What do you think about performance reviews? When I talk to other leaders about the practice, I am surprised at how strongly many resist it. For some, it’s the idea altogether–isn’t it obvious to our employees how they are doing?!
Others express frustration on the cumbersome nature of their organization’s process or the time commitment involved. A precious few leaders I know truly value reviews and have learned how to leverage them for results. But the frequent resistance is surprising to me since I have come to see candid conversations about performance and value to the organization as powerful tools to increase employee engagement and drive results.
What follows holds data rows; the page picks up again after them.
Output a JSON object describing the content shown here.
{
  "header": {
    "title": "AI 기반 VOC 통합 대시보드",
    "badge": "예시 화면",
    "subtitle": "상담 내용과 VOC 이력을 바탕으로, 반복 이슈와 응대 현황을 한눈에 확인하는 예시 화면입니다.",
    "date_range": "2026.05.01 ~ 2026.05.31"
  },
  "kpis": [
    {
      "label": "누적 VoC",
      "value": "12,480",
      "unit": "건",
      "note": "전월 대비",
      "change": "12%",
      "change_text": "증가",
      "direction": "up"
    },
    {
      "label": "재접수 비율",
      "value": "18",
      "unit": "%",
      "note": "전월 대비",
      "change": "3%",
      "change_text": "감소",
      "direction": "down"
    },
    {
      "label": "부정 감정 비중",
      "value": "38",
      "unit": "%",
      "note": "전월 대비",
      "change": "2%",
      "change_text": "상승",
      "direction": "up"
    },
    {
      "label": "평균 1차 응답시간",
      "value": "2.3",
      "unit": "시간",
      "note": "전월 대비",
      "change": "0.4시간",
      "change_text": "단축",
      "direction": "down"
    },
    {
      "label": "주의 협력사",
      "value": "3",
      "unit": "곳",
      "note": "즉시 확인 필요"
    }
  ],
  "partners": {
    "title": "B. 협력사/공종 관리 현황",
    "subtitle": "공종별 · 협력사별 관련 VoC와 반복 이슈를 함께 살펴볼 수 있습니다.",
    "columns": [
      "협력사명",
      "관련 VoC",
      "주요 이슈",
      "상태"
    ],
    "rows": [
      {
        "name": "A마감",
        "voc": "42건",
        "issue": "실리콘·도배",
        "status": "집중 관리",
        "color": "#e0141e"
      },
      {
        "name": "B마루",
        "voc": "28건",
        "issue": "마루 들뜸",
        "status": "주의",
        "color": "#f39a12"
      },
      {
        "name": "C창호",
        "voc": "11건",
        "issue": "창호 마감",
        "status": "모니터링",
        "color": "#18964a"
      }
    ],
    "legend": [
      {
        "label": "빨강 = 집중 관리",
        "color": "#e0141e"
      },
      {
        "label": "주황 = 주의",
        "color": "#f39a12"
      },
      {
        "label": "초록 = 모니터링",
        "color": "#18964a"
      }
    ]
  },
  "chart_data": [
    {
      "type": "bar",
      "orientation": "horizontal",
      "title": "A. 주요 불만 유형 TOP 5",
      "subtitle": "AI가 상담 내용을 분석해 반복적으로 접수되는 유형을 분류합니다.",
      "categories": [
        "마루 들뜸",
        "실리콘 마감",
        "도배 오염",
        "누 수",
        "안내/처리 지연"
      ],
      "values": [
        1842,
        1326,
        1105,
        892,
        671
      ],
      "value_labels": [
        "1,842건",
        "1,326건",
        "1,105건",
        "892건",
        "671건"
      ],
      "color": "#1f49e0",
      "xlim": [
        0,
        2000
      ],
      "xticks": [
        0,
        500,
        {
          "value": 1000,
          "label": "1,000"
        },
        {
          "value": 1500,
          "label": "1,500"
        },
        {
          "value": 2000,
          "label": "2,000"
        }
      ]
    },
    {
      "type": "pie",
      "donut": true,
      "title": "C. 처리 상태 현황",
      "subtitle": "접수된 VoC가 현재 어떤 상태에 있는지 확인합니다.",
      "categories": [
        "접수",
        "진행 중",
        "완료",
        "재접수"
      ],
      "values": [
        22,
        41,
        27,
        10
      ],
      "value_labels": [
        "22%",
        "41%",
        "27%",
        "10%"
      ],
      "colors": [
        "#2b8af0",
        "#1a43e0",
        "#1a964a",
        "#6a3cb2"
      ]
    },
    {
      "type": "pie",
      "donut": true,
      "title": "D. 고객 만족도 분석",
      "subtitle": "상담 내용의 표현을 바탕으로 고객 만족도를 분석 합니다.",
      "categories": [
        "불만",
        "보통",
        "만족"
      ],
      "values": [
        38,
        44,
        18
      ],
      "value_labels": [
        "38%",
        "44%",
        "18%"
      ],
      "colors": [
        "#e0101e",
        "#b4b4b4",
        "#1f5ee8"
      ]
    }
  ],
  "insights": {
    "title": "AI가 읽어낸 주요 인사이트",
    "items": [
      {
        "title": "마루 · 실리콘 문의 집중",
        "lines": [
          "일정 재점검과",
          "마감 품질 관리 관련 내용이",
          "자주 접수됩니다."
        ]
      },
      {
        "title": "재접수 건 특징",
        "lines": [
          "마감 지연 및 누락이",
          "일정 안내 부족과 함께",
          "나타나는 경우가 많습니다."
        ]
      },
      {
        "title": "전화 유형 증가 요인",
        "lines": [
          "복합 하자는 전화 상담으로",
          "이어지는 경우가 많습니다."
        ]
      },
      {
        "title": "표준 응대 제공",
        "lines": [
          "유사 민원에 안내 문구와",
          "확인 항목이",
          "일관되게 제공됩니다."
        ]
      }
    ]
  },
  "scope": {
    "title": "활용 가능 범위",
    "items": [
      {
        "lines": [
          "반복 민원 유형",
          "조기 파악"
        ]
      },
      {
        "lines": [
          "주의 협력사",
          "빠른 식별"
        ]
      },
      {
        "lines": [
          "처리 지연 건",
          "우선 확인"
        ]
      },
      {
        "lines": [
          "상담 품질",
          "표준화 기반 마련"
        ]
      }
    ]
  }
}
My second performance review as a professional, over twenty-five years ago, illustrates the value of reviews when done effectively. I remember it vividly: in a thirty-minute conversation, Andre made a huge difference in my relationship with the university and future success in the job. After cracking a few jokes and flashing his broad smile (he knew I was nervous), he offered a compelling vision for how I could grow in the position, providing caring, candid feedback. Andre affirmed the work I had done, emphasizing the difference it had made for our institution and students. And he shared how he had seen my strengths as a leader on display in the context of our team.
Things had already been going well for me at the university, but our brief conversation set me up for further success. In that short time, my boss energized me by helping me see my own strengths. Sure, I had a sense, but the tangible examples he provided me further perspective for the season ahead.
Andre did two other things that day that helped me. He tapped into my deep desire for meaning by emphasizing the difference I was making in my students’ lives. And, by talking me through some of the obstacles I was facing, he pointed me toward an even better future with the institution.
As I consider that conversation and the performance reviews, I have done with my own team members over the years, a few thoughts stand out. First, with rare exception, I have found them to be an invaluable context to help people see the big picture and recognize the importance of their work. In addition, reviews are an ideal context for candid conversations about the challenges involved in the work; both customers and the organization benefit as a result. Finally, review processes provide important opportunities to affirm the strengths of employees, reinforcing positive behaviors and strengthening the connection between boss and employee.
All of these elements make a difference in one essential area: employee engagement. By affirming their work, offering candid feedback, and identifying the gifts of employees, performance reviews can help them to feel better about themselves and enable us to strengthen our connection with our workers and theirs to the institution. As leaders, we do well to seize this opportunity to impact our employees; we neglect it to our own peril.